A community member makes roof fronds out of leaves from the surrounding forest. (Photo: UNEP)
Locals lead adaptation efforts in drought-stricken Cambodian forests
Cambodian villagers are planting drought tolerant trees and implementing irrigation systems to cope with variable rainfall
Locally led adaptation is fighting rainfall variability and unsustainable practices across a number of community protected areas in Cambodia.
Through reforestation, the planting of drought-tolerant rice varieties, and the use of effective irrigation systems like pumps and tanks, villagers have been able to adapt and mitigate against the worst impacts of climate change and the influence of anthropogenic activity.
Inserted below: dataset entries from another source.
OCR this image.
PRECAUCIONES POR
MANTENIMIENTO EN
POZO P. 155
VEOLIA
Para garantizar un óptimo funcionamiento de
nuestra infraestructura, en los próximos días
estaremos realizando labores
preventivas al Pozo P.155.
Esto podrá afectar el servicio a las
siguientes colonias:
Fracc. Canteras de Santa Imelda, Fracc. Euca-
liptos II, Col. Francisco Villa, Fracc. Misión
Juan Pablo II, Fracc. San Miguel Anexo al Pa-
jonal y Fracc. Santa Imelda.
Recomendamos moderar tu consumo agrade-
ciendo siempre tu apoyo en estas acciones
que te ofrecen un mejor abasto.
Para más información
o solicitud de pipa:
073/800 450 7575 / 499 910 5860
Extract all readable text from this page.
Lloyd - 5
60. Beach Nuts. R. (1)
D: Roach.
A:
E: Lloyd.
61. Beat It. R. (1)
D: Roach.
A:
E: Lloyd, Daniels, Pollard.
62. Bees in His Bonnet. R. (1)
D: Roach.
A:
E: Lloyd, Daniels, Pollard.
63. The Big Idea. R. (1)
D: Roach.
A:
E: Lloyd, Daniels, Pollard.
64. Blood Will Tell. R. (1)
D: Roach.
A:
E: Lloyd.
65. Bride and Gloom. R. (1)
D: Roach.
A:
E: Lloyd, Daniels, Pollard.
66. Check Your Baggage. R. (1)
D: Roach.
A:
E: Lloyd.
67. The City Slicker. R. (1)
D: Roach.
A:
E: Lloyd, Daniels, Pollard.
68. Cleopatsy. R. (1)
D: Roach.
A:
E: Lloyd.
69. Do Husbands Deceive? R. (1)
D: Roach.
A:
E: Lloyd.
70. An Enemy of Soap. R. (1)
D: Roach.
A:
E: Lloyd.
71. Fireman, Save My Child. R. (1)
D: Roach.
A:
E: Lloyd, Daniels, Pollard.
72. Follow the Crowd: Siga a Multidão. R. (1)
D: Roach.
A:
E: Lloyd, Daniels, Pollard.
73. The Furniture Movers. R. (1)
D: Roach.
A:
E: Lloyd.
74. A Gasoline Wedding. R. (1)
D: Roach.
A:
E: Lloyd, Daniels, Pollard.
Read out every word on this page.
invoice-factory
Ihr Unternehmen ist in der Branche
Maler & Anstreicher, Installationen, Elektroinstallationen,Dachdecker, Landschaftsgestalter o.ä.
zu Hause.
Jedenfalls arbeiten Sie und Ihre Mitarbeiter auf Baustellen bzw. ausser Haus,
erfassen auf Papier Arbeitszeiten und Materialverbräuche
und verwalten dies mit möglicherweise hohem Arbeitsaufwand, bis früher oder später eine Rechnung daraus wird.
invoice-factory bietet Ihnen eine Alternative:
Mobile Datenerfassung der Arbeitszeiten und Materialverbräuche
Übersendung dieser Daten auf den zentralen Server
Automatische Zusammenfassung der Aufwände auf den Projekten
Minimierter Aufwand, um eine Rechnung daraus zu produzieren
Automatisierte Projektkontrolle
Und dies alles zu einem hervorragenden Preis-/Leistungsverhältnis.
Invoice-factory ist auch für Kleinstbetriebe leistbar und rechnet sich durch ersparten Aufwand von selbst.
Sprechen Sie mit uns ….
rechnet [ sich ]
Cambodia sees increasingly erratic rainfall patterns which drastically affect the crops of communities: 80% of which are reliant on agriculture for their livelihoods. Illegal logging further exacerbates the problem by destabilising land and reducing its ability to regulate natural irrigation and maintain cultivable soil.
“The big trees that used to be here attracted the rain, but when they went, we found we had no water and our area was drying up,” said Yuth Thy, a local farmer.
A United Nations Environment Programme project, financed by the Adaptation Fund and executed by Cambodia’s Ministry of Environment, is fighting against these impacts and has trained thousands of people to adapt and, more importantly, lead on such efforts in the future.
“Locally led adaptation is when the community or stakeholders affected are in the driving seat when it comes to identifying their issues, being a part of the process to decide on the interventions and then playing an active role in implementing the interventions,” said Atifa Manji, programme officer at UNEP. “This is important as it builds the capacity of local groups to take action and sustain the interventions in the long run.”